Il duplice omicidio di Milazzo e Bonomo – Di recente, infatti, Messina Denaro ha risposto alle domande che gli sono state poste dal gip durante un’interrogatorio di garanzia: oltre alle numerose condanne definitive, il boss di Castelvetrano è pure indagato per una tentata estorsione. Ed è durante quell’interrogatorio che ha cercato di minimizzare, dal suo punto di vista, la sua responsabilità nell’omicidio di Antonella Bonomo, 23enne di Castellammare del Golfo, assassinata nell’estate del 1992, quando era incinta di tre mesi. L’omicidio della giovane è uno dei misteri irrisolti della stagione delle stragi. La donna, infatti, era la compagna di Vincenzo Milazzo, capomafia di Alcamo che negli anni ’80 gestiva la più grossa raffineria di eroina d’Europa: in contrada Virgini produceva droga per centinaia di miliardi di lire, che veniva poi immessa sul mercato americano. Milazzo venne ucciso in modo misterioso pochi giorni prima della strage di via d’Amelio, dove il 19 luglio del 1992 saltò in aria Paolo Borsellino. Pochi giorni dopo, venne assassinata pure la sua compagna: le diedero appuntamento in un casolare in campagna, spiedandole che Milazzo voleva vederla. E invece venne strangolata da un commando composto Leoluca Bagarella, Giovanni Brusca, Antonino Gioè e lo stesso Messina Denaro.
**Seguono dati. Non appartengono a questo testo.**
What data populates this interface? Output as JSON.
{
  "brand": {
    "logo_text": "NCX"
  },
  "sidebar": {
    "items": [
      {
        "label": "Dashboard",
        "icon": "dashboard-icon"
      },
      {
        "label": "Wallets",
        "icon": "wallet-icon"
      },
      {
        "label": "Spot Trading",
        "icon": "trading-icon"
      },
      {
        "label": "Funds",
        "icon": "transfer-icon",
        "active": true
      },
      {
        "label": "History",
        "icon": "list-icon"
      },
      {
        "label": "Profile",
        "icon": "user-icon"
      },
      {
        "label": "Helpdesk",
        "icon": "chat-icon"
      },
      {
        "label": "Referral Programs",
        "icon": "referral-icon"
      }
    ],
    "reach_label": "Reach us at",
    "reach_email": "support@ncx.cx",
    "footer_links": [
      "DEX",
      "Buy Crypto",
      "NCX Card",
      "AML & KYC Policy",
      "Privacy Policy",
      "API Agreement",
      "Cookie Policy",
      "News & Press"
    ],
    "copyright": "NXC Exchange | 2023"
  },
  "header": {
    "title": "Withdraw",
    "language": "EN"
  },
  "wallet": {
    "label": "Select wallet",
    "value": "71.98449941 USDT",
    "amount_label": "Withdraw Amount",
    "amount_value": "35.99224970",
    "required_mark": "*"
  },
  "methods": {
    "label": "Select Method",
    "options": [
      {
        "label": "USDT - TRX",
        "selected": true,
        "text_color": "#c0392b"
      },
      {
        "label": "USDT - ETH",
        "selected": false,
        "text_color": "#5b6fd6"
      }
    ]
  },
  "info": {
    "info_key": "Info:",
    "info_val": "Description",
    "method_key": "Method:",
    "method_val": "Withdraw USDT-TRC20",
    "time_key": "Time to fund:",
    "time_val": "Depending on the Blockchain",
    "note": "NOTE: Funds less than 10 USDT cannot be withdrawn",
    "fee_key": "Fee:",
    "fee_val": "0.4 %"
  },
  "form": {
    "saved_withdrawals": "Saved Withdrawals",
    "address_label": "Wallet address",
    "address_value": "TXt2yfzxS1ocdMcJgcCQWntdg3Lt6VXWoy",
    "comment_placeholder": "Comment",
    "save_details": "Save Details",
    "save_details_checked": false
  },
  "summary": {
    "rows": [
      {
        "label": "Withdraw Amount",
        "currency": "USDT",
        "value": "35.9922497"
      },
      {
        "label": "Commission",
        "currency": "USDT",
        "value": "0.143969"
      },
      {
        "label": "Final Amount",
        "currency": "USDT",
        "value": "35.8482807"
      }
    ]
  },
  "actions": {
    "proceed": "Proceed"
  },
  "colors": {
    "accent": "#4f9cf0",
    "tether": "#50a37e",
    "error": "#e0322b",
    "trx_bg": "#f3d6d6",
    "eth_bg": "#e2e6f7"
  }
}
Il movente misterioso – All’epoca la notizia di una gravidanza della Bonomo era stata smentita da voci che circolavano nella zona. Adesso si capisce che erano voci messe in giro proprio da Cosa nostra. Il movente del duplice omicidio rimase avvolto nel mistero per anni. Poi Armando Palmeri, fidato autista di Milazzo, decise di collaborare con la giustizia raccontando che il suo capo era stato assassinato perché si era schierato contro il piano di destabilizzazione dello Stato a colpi di bombe e stragi. Un piano messo in pratica da Cosa nostra, ma ispirato da altri sistemi di potere. Quali? Palmeri parla di almeno tre riunioni alle quale partecipò il suo capo, organizzate nella primavera del 1992, poco prima della strage di Capaci. “Volevano mettere in atto una strategia di destabilizzazione dello Stato con bombe e attentati. Da quegli incontri Milazzo usciva molto turbato. Mi diceva: questi sono pazzi scatenati e che quello che volevano fare avrebbe portato alla fine di Cosa nostra e che non avrebbe portato beneficio a nessuno. Milazzo non era favorevole ma rispondeva con un ‘Ni’ a quel progetto. Se avesse detto no sarebbe stato un gran rifiuto e ci avrebbero ammazzato”, è il racconto il pentito, che solo poche settimane fa è stato trovato morto, colpito da infarto, nella sua abitazione di Alcamo. Tra le matrici dell’omicidio di Antonella Bonomo, tra l’altro, si è sempre inserita anche la parentela che la ragazza aveva con un uomo dei servizi segreti, al quale potevano essere state riferite informazioni delicate. A rintracciare quell’uomo è stata la procura di Caltanissetta: si tratta di un ex generale dei carabinieri, in servizio al Sisde e alla presidenza del consiglio, che però ha negato di aver ricevuto alcuna confidenza dalla nipote, fidanzata del capomafia.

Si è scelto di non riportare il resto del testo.